Las rebeliones y luchas en el Norte de África durante este otoño han sido observadas con admiración o con cierto escepticismo por parte de la opinión pública occidental. Por un lado, Túnez ha sido muy a menudo subestimado o simplemente tachado por cuestiones de interés económico y político: ¿será realmente revolución o tan «sólo» una […]
Las rebeliones y luchas en el Norte de África durante este otoño han sido observadas con admiración o con cierto escepticismo por parte de la opinión pública occidental. Por un lado, Túnez ha sido muy a menudo subestimado o simplemente tachado por cuestiones de interés económico y político: ¿será realmente revolución o tan «sólo» una rebelión por el pan y, por ende, contingente? Por el otro, ha sido reprobado, como todo país de Maghreb, a través del peligro del fundamentalismo islámico. ¿Qué piensa usted de la revolución tunecina y de su nivel de concienciación y madurez? ¿Es el derrumbe de una dictadura, una rebelión contra la crisis y el paro intelectual, ambas cosas, o qué más?
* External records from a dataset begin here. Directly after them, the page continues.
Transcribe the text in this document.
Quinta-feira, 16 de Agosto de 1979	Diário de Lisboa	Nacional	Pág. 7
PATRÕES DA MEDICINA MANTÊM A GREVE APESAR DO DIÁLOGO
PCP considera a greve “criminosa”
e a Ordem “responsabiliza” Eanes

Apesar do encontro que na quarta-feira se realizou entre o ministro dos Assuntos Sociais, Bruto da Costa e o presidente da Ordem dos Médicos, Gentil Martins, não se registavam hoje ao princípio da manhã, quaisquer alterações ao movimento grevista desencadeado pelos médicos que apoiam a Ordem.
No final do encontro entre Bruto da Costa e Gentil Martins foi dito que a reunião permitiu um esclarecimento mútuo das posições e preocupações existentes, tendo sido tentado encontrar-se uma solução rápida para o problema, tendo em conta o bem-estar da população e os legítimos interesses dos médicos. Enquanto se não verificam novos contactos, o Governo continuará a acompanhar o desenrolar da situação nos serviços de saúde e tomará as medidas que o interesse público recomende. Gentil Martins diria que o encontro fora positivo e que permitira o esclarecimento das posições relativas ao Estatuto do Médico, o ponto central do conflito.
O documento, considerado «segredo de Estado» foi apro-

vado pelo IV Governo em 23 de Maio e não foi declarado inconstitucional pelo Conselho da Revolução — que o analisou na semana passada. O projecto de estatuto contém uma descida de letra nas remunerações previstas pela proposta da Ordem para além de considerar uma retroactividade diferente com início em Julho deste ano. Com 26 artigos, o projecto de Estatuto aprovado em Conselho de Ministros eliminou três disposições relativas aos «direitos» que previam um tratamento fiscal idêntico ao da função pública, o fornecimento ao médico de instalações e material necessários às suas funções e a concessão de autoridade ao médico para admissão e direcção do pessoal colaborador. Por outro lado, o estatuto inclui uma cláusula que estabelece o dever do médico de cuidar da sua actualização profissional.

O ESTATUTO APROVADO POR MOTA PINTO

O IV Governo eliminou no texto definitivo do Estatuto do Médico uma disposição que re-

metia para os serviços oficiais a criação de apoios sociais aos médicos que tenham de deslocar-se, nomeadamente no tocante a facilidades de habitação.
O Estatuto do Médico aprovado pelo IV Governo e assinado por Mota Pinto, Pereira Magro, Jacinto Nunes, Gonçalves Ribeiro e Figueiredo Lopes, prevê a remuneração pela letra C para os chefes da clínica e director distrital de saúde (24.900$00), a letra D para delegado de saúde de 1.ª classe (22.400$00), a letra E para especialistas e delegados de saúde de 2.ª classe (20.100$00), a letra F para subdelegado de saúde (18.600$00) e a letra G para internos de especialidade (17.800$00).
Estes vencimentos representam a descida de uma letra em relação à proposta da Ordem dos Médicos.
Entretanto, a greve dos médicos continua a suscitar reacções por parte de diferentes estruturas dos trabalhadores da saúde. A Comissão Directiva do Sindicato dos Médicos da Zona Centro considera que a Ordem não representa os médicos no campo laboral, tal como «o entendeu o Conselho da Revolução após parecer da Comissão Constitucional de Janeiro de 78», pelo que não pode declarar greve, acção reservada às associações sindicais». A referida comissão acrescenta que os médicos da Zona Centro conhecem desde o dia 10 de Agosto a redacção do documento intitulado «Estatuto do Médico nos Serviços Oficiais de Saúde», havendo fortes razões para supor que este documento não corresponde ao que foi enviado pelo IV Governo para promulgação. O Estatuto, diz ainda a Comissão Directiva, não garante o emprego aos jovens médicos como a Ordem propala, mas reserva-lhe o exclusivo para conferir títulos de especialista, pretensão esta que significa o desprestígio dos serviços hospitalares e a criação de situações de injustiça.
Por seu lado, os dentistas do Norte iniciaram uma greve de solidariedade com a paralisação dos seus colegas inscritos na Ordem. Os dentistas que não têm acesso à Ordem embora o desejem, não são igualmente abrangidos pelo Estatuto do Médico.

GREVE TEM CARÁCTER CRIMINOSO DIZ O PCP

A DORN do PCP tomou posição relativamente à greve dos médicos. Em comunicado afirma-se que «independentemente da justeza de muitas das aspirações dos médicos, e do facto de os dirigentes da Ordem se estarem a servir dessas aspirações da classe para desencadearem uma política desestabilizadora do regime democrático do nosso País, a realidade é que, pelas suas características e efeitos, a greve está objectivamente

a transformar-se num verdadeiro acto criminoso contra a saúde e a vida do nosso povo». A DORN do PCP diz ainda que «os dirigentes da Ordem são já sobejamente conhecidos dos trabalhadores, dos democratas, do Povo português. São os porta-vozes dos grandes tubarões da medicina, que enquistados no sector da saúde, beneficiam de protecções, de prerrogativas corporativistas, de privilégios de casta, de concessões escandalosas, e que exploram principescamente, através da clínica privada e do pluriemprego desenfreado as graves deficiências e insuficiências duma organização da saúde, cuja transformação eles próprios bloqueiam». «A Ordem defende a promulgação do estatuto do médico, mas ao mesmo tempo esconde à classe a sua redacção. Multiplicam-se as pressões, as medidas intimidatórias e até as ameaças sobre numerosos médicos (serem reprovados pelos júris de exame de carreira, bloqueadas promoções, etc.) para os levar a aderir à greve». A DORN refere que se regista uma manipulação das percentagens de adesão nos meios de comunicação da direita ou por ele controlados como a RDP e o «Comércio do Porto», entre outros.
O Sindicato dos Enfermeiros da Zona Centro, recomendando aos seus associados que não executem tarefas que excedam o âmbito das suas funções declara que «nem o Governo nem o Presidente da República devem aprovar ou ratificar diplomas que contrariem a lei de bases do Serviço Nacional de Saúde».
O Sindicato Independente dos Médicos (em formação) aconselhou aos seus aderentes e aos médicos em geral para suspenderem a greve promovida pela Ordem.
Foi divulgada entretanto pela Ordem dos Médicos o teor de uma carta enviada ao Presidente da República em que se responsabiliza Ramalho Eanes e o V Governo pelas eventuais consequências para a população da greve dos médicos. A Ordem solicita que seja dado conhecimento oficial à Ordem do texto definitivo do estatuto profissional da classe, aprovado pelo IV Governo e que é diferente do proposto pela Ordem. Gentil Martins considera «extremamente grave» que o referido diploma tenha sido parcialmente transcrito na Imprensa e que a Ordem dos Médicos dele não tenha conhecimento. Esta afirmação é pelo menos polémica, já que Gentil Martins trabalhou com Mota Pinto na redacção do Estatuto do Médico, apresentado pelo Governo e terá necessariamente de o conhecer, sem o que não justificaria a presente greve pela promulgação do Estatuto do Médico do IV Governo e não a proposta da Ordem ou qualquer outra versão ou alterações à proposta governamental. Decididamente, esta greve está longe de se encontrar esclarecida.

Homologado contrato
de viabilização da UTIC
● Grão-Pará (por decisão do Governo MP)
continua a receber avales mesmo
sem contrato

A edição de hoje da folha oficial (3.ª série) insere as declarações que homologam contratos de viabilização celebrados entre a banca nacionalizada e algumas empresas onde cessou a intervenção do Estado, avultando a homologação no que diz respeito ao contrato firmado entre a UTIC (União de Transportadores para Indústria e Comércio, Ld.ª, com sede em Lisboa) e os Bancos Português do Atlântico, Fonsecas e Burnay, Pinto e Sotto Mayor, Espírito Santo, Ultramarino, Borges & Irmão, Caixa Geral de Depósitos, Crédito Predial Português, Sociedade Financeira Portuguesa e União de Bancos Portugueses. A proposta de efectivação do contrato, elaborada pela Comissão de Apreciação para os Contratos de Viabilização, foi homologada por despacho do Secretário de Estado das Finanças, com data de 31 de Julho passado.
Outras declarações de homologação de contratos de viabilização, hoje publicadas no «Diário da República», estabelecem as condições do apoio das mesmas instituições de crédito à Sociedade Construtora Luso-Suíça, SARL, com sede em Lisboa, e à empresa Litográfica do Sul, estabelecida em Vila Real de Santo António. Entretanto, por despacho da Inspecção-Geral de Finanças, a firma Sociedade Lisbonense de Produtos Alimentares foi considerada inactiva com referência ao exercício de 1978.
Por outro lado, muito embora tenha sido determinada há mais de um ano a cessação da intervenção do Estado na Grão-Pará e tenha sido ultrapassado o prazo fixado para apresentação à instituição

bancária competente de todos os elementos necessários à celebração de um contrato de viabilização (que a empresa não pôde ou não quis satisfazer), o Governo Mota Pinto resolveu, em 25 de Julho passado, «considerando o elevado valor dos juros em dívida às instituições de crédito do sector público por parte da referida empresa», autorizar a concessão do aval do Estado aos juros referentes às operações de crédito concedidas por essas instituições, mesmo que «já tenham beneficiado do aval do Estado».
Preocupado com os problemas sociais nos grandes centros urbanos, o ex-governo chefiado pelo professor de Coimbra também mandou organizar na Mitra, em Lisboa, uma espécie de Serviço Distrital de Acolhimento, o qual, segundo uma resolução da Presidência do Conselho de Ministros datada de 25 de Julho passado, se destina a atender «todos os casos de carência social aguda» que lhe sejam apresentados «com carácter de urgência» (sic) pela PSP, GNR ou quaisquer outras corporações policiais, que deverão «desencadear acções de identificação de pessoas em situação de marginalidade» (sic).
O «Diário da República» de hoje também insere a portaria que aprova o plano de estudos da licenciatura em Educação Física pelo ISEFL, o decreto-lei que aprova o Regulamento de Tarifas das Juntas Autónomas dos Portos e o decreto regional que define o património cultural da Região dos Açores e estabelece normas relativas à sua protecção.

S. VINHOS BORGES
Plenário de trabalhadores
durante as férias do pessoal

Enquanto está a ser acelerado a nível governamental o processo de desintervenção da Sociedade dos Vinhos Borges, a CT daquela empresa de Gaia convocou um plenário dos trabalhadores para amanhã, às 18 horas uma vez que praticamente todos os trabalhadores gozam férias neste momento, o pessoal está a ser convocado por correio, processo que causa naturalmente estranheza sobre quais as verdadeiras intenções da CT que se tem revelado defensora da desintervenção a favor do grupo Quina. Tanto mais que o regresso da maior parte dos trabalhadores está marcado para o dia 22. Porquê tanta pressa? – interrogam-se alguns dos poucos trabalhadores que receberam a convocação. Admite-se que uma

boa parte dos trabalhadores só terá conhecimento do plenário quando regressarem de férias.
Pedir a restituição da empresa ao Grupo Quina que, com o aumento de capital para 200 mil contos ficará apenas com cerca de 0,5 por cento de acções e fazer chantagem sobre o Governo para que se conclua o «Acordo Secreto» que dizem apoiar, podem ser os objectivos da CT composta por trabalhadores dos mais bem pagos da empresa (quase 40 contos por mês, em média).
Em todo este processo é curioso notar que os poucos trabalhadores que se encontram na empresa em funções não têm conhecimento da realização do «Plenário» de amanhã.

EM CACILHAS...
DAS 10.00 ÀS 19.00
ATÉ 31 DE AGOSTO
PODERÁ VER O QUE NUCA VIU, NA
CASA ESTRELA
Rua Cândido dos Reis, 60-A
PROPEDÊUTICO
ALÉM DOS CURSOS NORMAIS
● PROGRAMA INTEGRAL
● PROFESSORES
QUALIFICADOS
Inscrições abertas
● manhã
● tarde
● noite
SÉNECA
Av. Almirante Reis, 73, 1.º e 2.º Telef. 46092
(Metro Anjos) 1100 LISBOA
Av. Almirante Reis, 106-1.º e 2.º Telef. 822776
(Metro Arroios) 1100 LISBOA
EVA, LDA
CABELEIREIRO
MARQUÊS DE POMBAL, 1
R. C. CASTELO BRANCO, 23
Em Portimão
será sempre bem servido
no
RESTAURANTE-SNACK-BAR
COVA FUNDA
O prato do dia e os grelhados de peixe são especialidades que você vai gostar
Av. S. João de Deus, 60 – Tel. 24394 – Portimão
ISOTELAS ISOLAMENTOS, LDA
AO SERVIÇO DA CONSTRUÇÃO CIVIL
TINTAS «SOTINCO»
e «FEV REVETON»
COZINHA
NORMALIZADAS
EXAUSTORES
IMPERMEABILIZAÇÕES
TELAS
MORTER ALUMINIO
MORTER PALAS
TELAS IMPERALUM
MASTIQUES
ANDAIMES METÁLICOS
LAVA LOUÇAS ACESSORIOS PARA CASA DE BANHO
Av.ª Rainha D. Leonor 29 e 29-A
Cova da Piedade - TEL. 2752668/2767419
La opinión pública occidental ha intentado encajar los levantamientos populares en Túnez y en el resto del mundo árabe en los prejuicios y clichés construidos en las últimas décadas por gobiernos y medios de comunicación: una zona del mundo primitiva y fanática que, por tanto, sólo podía alzarse a causa del hambre o con reivindicaciones religiosas. Lo que han demostrado los acontecimientos es que esta visión, compartida por un cierto sector de la izquierda, era enteramente falsa. Si los factores económicos -el paro juvenil, el trabajo precario o el aumento de los precios de los alimentos- han jugado un papel importante, mucho más decisiva ha sido la «miseria vital» impuesta por la dictadura a toda la población, y muy especialmente a los jóvenes, durante 50 años. Esa «miseria vital» tiene que ver con la combinación de corrupción y despotismo que literalmente ha mancillado a todos y cada uno de los tunecinos. Eso explica que las fracturas sociales y las diferencias de clase quedaran provisionalmente suspendidas en una especie de segunda guerra de independencia convocada en torno a la bandera y el himno nacional. En este contexto de revolución nacional, social y democrática -como la describe el activista y analista Fathi Chamkhi- el islamismo también quedó momentáneamente fuera de juego y ha tenido que ir a remolque del movimiento popular, moderando mucho su discurso. Lo que no impide que el gobierno provisional -como hizo antes Ben Alí- utilice el fantasma islamista para amedrentar a las clases burguesas, introducir divisiones y contener la radicalidad de las demandas populares.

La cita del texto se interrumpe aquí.